Volcanic Eruptions: Strong volcanic eruptions can inject large quantities of aerosols directly into the stratosphere, often resulting in a cooling effect on global surface temperatures that can last for months or even years. For instance, the eruptions of Raikoke in 2019 and Tonga in 2022 increased the stratospheric aerosol load significantly, impacting the climate. Each eruption is unique in terms of aerosol composition and lifetime. Understanding the role of ash in the optical properties of aerosols and its climate impact remains an ongoing research focus.
Extreme Fire Events: Severe wildfires can propel smoke particles and water vapor high into the atmosphere, sometimes reaching the stratosphere through pyro-convection. With global warming, the frequency and intensity of wildfires are increasing, making them a growing factor in stratospheric aerosol levels. Events like the Canadian wildfires in 2017 and the Australian fires in 2019/2020 caused stratospheric disturbances comparable to moderate volcanic eruptions. Unlike volcanic aerosols, wildfire aerosols vary greatly in their optical properties and can have both cooling and warming effects on the climate, depending on the specific event.

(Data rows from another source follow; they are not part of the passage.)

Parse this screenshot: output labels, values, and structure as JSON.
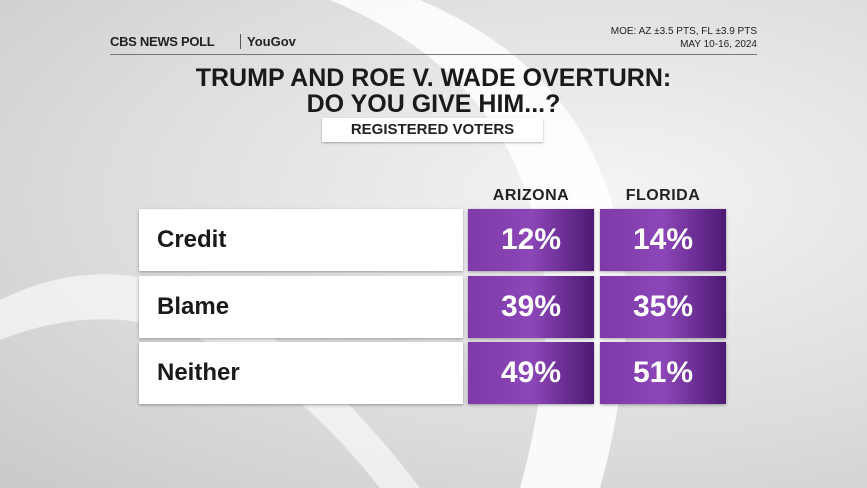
{
  "header": {
    "brand": "CBS NEWS POLL",
    "partner": "YouGov",
    "moe": "MOE: AZ ±3.5 PTS, FL ±3.9 PTS",
    "dates": "MAY 10-16, 2024"
  },
  "title": [
    "TRUMP AND ROE V. WADE OVERTURN:",
    "DO YOU GIVE HIM...?"
  ],
  "subtitle": "REGISTERED VOTERS",
  "table": {
    "columns": [
      "ARIZONA",
      "FLORIDA"
    ],
    "rows": [
      [
        "Credit",
        "12%",
        "14%"
      ],
      [
        "Blame",
        "39%",
        "35%"
      ],
      [
        "Neither",
        "49%",
        "51%"
      ]
    ]
  }
}
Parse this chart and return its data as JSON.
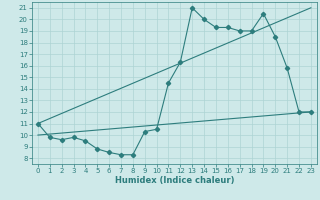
{
  "bg_color": "#cee9e9",
  "grid_color": "#aed4d4",
  "line_color": "#2d7d7d",
  "xlabel": "Humidex (Indice chaleur)",
  "xlim": [
    -0.5,
    23.5
  ],
  "ylim": [
    7.5,
    21.5
  ],
  "yticks": [
    8,
    9,
    10,
    11,
    12,
    13,
    14,
    15,
    16,
    17,
    18,
    19,
    20,
    21
  ],
  "xticks": [
    0,
    1,
    2,
    3,
    4,
    5,
    6,
    7,
    8,
    9,
    10,
    11,
    12,
    13,
    14,
    15,
    16,
    17,
    18,
    19,
    20,
    21,
    22,
    23
  ],
  "series1_x": [
    0,
    1,
    2,
    3,
    4,
    5,
    6,
    7,
    8,
    9,
    10,
    11,
    12,
    13,
    14,
    15,
    16,
    17,
    18,
    19,
    20,
    21,
    22,
    23
  ],
  "series1_y": [
    11.0,
    9.8,
    9.6,
    9.8,
    9.5,
    8.8,
    8.5,
    8.3,
    8.3,
    10.3,
    10.5,
    14.5,
    16.3,
    21.0,
    20.0,
    19.3,
    19.3,
    19.0,
    19.0,
    20.5,
    18.5,
    15.8,
    12.0,
    12.0
  ],
  "series2_x": [
    0,
    23
  ],
  "series2_y": [
    11.0,
    21.0
  ],
  "series3_x": [
    0,
    23
  ],
  "series3_y": [
    10.0,
    12.0
  ],
  "tick_fontsize": 5.0,
  "xlabel_fontsize": 6.0,
  "lw": 0.8,
  "ms": 2.2
}
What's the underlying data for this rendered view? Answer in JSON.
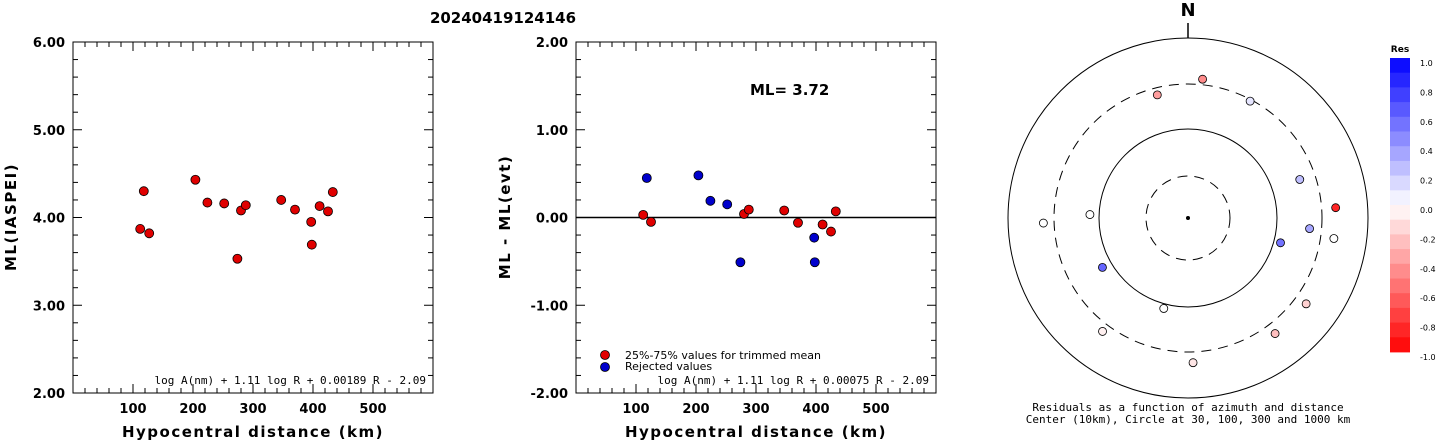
{
  "title": "20240419124146",
  "colors": {
    "trimmed": "#e00000",
    "rejected": "#0000cc",
    "axis": "#000000"
  },
  "chart_data": [
    {
      "type": "scatter",
      "xlabel": "Hypocentral distance (km)",
      "ylabel": "ML(IASPEI)",
      "xlim": [
        0,
        600
      ],
      "ylim": [
        2.0,
        6.0
      ],
      "xticks": [
        "100",
        "200",
        "300",
        "400",
        "500"
      ],
      "yticks": [
        "2.00",
        "3.00",
        "4.00",
        "5.00",
        "6.00"
      ],
      "formula": "log A(nm) + 1.11 log R + 0.00189 R - 2.09",
      "points": [
        {
          "x": 112,
          "y": 3.87
        },
        {
          "x": 118,
          "y": 4.3
        },
        {
          "x": 127,
          "y": 3.82
        },
        {
          "x": 204,
          "y": 4.43
        },
        {
          "x": 224,
          "y": 4.17
        },
        {
          "x": 252,
          "y": 4.16
        },
        {
          "x": 274,
          "y": 3.53
        },
        {
          "x": 280,
          "y": 4.08
        },
        {
          "x": 288,
          "y": 4.14
        },
        {
          "x": 347,
          "y": 4.2
        },
        {
          "x": 370,
          "y": 4.09
        },
        {
          "x": 397,
          "y": 3.95
        },
        {
          "x": 398,
          "y": 3.69
        },
        {
          "x": 411,
          "y": 4.13
        },
        {
          "x": 425,
          "y": 4.07
        },
        {
          "x": 433,
          "y": 4.29
        }
      ]
    },
    {
      "type": "scatter",
      "xlabel": "Hypocentral distance (km)",
      "ylabel": "ML - ML(evt)",
      "xlim": [
        0,
        600
      ],
      "ylim": [
        -2.0,
        2.0
      ],
      "xticks": [
        "100",
        "200",
        "300",
        "400",
        "500"
      ],
      "yticks": [
        "-2.00",
        "-1.00",
        "0.00",
        "1.00",
        "2.00"
      ],
      "annotation": "ML= 3.72",
      "formula": "log A(nm) + 1.11 log R + 0.00075 R - 2.09",
      "legend": [
        "25%-75% values for trimmed mean",
        "Rejected values"
      ],
      "series": [
        {
          "name": "25%-75% values for trimmed mean",
          "points": [
            {
              "x": 112,
              "y": 0.03
            },
            {
              "x": 125,
              "y": -0.05
            },
            {
              "x": 280,
              "y": 0.04
            },
            {
              "x": 288,
              "y": 0.09
            },
            {
              "x": 347,
              "y": 0.08
            },
            {
              "x": 370,
              "y": -0.06
            },
            {
              "x": 411,
              "y": -0.08
            },
            {
              "x": 425,
              "y": -0.16
            },
            {
              "x": 433,
              "y": 0.07
            }
          ]
        },
        {
          "name": "Rejected values",
          "points": [
            {
              "x": 118,
              "y": 0.45
            },
            {
              "x": 204,
              "y": 0.48
            },
            {
              "x": 224,
              "y": 0.19
            },
            {
              "x": 252,
              "y": 0.15
            },
            {
              "x": 274,
              "y": -0.51
            },
            {
              "x": 397,
              "y": -0.23
            },
            {
              "x": 398,
              "y": -0.51
            }
          ]
        }
      ]
    },
    {
      "type": "scatter",
      "subtype": "polar",
      "north_label": "N",
      "caption1": "Residuals as a function of azimuth and distance",
      "caption2": "Center (10km), Circle at 30, 100, 300 and 1000 km",
      "colorbar_title": "Res",
      "colorbar_ticks": [
        "1.0",
        "0.8",
        "0.6",
        "0.4",
        "0.2",
        "0.0",
        "-0.2",
        "-0.4",
        "-0.6",
        "-0.8",
        "-1.0"
      ],
      "stations": [
        {
          "azimuth": -14,
          "distance": 252,
          "residual": -0.38
        },
        {
          "azimuth": 6,
          "distance": 347,
          "residual": -0.45
        },
        {
          "azimuth": 28,
          "distance": 288,
          "residual": 0.1
        },
        {
          "azimuth": 71,
          "distance": 204,
          "residual": 0.25
        },
        {
          "azimuth": 86,
          "distance": 433,
          "residual": -0.85
        },
        {
          "azimuth": 95,
          "distance": 224,
          "residual": 0.35
        },
        {
          "azimuth": 98,
          "distance": 425,
          "residual": 0.0
        },
        {
          "azimuth": 105,
          "distance": 118,
          "residual": 0.55
        },
        {
          "azimuth": 126,
          "distance": 411,
          "residual": -0.18
        },
        {
          "azimuth": 143,
          "distance": 397,
          "residual": -0.25
        },
        {
          "azimuth": 178,
          "distance": 398,
          "residual": -0.1
        },
        {
          "azimuth": 195,
          "distance": 112,
          "residual": 0.0
        },
        {
          "azimuth": 217,
          "distance": 370,
          "residual": -0.06
        },
        {
          "azimuth": 240,
          "distance": 127,
          "residual": 0.6
        },
        {
          "azimuth": 268,
          "distance": 397,
          "residual": 0.0
        },
        {
          "azimuth": 272,
          "distance": 125,
          "residual": 0.01
        }
      ]
    }
  ]
}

Solar Geoengineering: To combat global warming, reflective aerosols in the stratosphere have been proposed as a method to artificially cool the Earth. However, the potential negative consequences of such geoengineering efforts are not yet fully understood or studied.
Research Topics
At ICE-4, we aim to deepen our understanding of how aerosols from volcanic eruptions, extreme fires, and geoengineering efforts impact global climate and regional weather patterns. Our research focuses on several key areas:
- Development of Measurement Instruments: We create advanced instruments to gather new data on the optical and microphysical properties of stratospheric aerosols, enhancing our understanding of their impact on the climate.
- Spontaneous Stratospheric Measurements: By combining various lightweight aerosol payloads, we conduct spontaneous measurements in the stratosphere, providing real-time data on aerosol properties during significant events.
- Global Network of Field Campaigns: We are establishing a global network of targeted field campaigns, utilizing optical aerosol analyzers to observe aerosols within stratospheric plumes from volcanic eruptions and extreme fire events. These campaigns aim to collect critical data for atmospheric model validation and climate impact assessments.
- Aerosol Observation Analysis: We analyze both in situ and remote sensing observations to understand the extent, distribution, and dynamics of stratospheric aerosol plumes. This analysis is crucial for accurate climate modeling and impact prediction.
- Model Simulations: Our team adjusts and performs model simulations to study the dynamic processes of aerosol plumes, improving our ability to predict their climate effects.
By advancing our knowledge in these areas, ICE-4 strives to contribute to better predictions of the climate impacts of volcanic eruptions and extreme fire events, and to understand the potential consequences of solar geoengineering for climate, weather, and the ozone layer.